Fluxus Digital Collection Launches
We are pleased to announce the launch of The Fluxus Digital Collection. This online archive gathers an eclectic range of artworks by one of the most important movements of the twentieth century. Global in scope, Fluxus members moved between the USA, Europe, East Asia, and elsewhere. They worked across and between traditional media, opting for ephemeral materials, participatory approaches, and playful humor.
The collection includes digital tools that make interactive objects and text-based works available to viewers—many of which have not been read, seen, or heard outside of select archives. With technical tools that include 3-D modeling, digital scanning, photography, and film, the Fluxus Digital Collection gives worldwide access to scholars, teachers, students, and art-lovers.
“Video pioneer Nam June Paik organized the first art exhibition on the World Wide Web in 1994,” explains Fluxus artist and collection donor Ken Friedman. “Since then, Fluxus artists and composers have had a durable presence of event scores, images, documents, web sites, exhibitions, publications, and more. Some vanished when links broke and web sites disappeared. Others continue to overcome the limits of fragile artifacts that museums preserve by protecting them from people. The Fluxus Digital Collection brings works back to life, returning them to the world where they belong with a future as lively as the past.”

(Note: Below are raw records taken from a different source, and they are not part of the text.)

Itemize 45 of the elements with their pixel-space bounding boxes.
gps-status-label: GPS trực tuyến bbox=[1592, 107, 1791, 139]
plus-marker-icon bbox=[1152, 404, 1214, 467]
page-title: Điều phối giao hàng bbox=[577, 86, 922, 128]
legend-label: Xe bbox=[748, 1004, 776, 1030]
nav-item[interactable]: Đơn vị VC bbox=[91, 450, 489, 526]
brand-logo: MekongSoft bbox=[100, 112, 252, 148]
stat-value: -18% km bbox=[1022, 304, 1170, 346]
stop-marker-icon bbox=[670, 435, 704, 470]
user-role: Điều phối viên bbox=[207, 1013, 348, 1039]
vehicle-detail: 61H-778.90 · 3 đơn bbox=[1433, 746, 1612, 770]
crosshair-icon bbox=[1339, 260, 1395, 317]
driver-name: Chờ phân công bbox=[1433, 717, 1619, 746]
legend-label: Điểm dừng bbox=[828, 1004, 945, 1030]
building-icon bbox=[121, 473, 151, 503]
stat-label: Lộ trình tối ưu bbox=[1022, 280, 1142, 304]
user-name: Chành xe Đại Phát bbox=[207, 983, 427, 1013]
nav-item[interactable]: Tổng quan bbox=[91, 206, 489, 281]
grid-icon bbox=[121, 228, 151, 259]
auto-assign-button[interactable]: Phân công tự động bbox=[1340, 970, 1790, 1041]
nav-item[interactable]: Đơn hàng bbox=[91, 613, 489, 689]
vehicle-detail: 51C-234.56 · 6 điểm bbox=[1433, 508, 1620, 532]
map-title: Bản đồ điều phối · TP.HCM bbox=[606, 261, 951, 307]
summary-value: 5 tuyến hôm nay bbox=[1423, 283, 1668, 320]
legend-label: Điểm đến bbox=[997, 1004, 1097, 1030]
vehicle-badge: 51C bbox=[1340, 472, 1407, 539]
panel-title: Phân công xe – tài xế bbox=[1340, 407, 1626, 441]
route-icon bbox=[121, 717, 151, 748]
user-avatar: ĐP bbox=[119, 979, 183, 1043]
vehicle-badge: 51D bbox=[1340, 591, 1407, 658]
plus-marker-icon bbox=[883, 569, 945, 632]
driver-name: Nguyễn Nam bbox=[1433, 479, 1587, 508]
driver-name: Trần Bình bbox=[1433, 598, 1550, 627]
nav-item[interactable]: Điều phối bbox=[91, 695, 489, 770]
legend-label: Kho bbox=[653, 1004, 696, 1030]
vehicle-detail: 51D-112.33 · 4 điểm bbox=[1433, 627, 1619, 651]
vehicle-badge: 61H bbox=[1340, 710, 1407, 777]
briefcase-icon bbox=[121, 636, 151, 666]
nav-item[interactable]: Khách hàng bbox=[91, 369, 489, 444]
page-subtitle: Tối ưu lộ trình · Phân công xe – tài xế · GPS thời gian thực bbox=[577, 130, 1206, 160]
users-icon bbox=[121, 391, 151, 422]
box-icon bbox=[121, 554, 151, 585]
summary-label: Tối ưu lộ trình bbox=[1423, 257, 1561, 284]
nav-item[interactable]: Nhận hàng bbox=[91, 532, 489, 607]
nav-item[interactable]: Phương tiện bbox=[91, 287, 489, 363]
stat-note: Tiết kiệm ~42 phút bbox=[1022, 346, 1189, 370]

The University of Iowa Special Collections houses a trove of yet-to-be processed Fluxus art, writing, and correspondence. The Fluxus Digital Collection will continue to grow as we add new content.
Artists featured in the collection include: John Cage, Dick Higgins, George Brecht, Robert Watts, Ken Friedman, George Maciunas, Yoko Ono, Joseph Beuys, Milan Knížák, Ben Vautier, Nam June Paik, Frank Zappa, Robert Filliou, Mieko Shiomi, Shigeko Kubota, Ben Patterson, Dieter Roth, Eric Andersen, Takehisa Kosugi, Ay-O, and others.
Supporting Partners
The University of Iowa
Digital Studio for Public Arts & Humanities
UI Library Digital Research & Publishing
Special Collections
For more information, contact:
Dr. Stephen Voyce
Assistant Professor
Department of English
Digital Studio for the Public Humanities
University of Iowa
E: stephen-voyce@uiowa.edu
T: 1.319.333.1923
The Fluxus Digital Collection is made possible by three University of Iowa programs: the Public Humanities in a Digital World (PHDW) initiative, Special Collections, and the University Library’s Digital Research and Publishing arm.
PHDW’s focus is the impact of academic work on civic life and society, using the opportunities provided by digital technologies to amplify and distribute broadly what faculty do as teachers and scholars, collaborating with communities on projects that have social and artistic impact, and envisioning new ways of interacting with our many publics.
Special Collections contains over 200,000 rare books ranging in age from the 15th century to newly created artists’ books; over 800 manuscript collections, medieval to modern; and 7,000 feet of records that document the University’s history. The Libraries’ repository of primary source materials includes exceptional literary collections of writers from Walt Whitman to Iris Murdoch; historical collections document the French Revolution, Westward Expansion, the Civil War, Chautauqua and vaudeville performers, the culinary arts, political cartooning, screenwriting, and more. Our holdings also include tens of thousands of pamphlets, photographs, posters, sound recordings, and other formats.
Digital Research & Publishing explores ways that academic libraries can best leverage digital collections, resources, and expertise to support faculty and student scholars by: (1) Collaborating on interdisciplinary scholarship built upon digital collections; (2) Offering publishing services to support sustainable scholarly communication; (3) Engaging the community through participatory digital initiatives; (4) Promoting widespread use and reuse of locally built repositories and archives; (5) Advancing new technologies that support digital research and publishing.